- Alton in 1929
- Born: Robert Alton Hart January 28, 1902 Bennington, Vermont, US
- Died: June 12, 1957 (aged 55) Los Angeles, California, US
- Occupations: Choreographer, dancer
- Spouse: Marjery Fielding (1926–1929)

= Robert Alton =

American dancer and choreographer

Robert Alton Hart (January 28, 1902 – June 12, 1957), known professionally as Robert Alton, was an American dancer and choreographer, a major figure in dance choreography of Broadway and Hollywood musicals from the 1930s through to the early 1950s. He is principally remembered today as the discoverer of Gene Kelly, for his collaborations with Fred Astaire, and for choreographic sequences he designed for Hollywood musicals such as The Harvey Girls (1946), Till the Clouds Roll By (1946), Show Boat (1951), and White Christmas (1954).

==Biography==
ALton was Robert Alton Hart in Bennington, Vermont. (Note: Reference works vary on the year of his birth, including 1897, 1903, and 1906. Historic sources and primary birth and death records give his birth year as 1902.) He attended Bennington High School and studied dance with Ralph MacKernan in Springfield, Massachusetts, as well in New York studying with Bert French and Mikhail Mordkin, formerly of the Bolshoi Ballet and Sergey Diaghilev's Ballets Russes. His Broadway stage dancing début was with Mordkin's company in Take It from Me (1919), followed by Greenwich Follies (1924) and Some Day (1925) which failed to make it to Broadway. He also choreographed.

With his wife, Marjery Fielding, he created a dance act and subsequently managed a line of chorus girls in vaudeville. When his wife took a sabbatical to have a baby, he took over dance direction at St. Louis movie theatres while teaching at Clark's Dance School in St. Louis. There his students included Donn Arden and Betty Grable.

Alton with dance partner and former wife Marjery Fielding c. 1922

After a series of successful stagings at New York's Paramount Theatre in 1933, he began a choreographic career which encompassed many of the most successful Broadway hits of the 1930s and 1940s including The Ziegfeld Follies of 1934, 1936 and 1942. He collaborated with Cole Porter, Rodgers and Hart and Rodgers and Hammerstein on Me and Juliet in 1953. He learned stage direction from John Murray Anderson and during his Broadway career he was instrumental in furthering the careers of Ray Bolger, John Brascia, Don Crichton, Betty Grable, Gene Kelly, Sheree North, Vera-Ellen and Charles Walters, among others.

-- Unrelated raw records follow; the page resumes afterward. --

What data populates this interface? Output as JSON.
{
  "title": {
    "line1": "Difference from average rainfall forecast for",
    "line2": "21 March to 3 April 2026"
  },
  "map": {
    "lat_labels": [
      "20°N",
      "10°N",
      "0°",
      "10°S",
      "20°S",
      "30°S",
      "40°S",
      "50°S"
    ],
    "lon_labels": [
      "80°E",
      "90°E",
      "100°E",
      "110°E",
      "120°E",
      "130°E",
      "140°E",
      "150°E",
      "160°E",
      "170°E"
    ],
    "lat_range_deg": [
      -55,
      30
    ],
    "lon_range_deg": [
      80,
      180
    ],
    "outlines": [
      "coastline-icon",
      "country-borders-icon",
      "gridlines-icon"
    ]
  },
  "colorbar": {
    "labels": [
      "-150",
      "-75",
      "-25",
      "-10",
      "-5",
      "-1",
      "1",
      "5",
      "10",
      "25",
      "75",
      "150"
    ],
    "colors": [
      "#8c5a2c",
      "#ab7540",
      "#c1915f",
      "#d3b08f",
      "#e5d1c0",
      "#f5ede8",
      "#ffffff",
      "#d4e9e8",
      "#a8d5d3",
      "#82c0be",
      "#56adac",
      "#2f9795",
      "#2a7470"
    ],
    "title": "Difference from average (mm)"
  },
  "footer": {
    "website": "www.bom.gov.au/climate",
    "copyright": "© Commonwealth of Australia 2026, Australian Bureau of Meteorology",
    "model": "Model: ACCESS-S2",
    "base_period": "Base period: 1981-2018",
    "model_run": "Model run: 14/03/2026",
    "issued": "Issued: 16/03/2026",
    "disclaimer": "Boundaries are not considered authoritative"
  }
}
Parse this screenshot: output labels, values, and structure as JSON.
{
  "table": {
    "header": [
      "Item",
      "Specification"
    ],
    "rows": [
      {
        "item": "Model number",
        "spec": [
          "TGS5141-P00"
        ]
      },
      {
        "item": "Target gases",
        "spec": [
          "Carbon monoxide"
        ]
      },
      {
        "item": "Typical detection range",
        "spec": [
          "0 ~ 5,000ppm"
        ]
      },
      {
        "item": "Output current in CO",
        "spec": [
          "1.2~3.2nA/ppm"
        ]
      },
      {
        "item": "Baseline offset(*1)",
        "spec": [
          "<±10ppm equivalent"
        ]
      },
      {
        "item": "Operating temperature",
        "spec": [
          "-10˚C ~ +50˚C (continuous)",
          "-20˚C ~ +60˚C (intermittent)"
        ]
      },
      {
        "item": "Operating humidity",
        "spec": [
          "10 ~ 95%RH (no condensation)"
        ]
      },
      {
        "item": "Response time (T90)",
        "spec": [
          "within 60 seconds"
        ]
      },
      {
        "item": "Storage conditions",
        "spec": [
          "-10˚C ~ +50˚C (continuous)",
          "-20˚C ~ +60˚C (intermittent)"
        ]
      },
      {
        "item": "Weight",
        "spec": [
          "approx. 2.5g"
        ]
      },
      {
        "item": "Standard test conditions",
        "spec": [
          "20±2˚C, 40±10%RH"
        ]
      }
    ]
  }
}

He is credited with transforming Broadway choreography by breaking up the chorus (which until then was a precision line) into featured soloists and small groups, and his musical staging was celebrated for its elegance and attention to detail. His theatre credits include Early to Bed, Life Begins at 8:40, The Vamp, Anything Goes, Du Barry Was a Lady, Panama Hattie, Pal Joey, and Hazel Flagg.

Alton choreographed his first Hollywood film, Strike Me Pink, in 1936, and became one of the leading choreographers during the golden age of the Hollywood musical film, serving as dance director for MGM from 1944-1951. He continued to work on Broadway during this period and, in 1952 won a Tony Award for his revival of Pal Joey which he had originally choreographed in 1940, catapulting the young Gene Kelly to stardom. He also directed the films Merton of the Movies (1947) and Pagan Love Song (1950) for MGM.

During this time period. Alton staged and choreographed the dynamic nightclub act, "Kay Thompson and the Williams Brothers", which successfully toured the world from 1947 to 1952.

In 1957, he was working on the film version of Pal Joey when he collapsed. His place was taken by Fred Astaire's principal collaborator, Hermes Pan. Alton died on June 12 in Cedars of Lebanon Hospital, in Los Angeles of a kidney ailment. He was buried in the family plot in Bennington.

==Contributions to dance==
According to Straus, "Alton moved chorus dancing into a new era, by featuring soloists and small groups, and requiring the chorus to be adept at both ballet and tap." He discovered Gene Kelly and worked with Fred Astaire, Cyd Charisse, Marilyn Monroe, and the Nicholas Brothers.

Unlike Agnes de Mille and Jack Cole, who worked to expand their choreographic vocabulary, Alton synthesized dance material already popular at the time, and wanted performers to "distill their personalities through their dancing."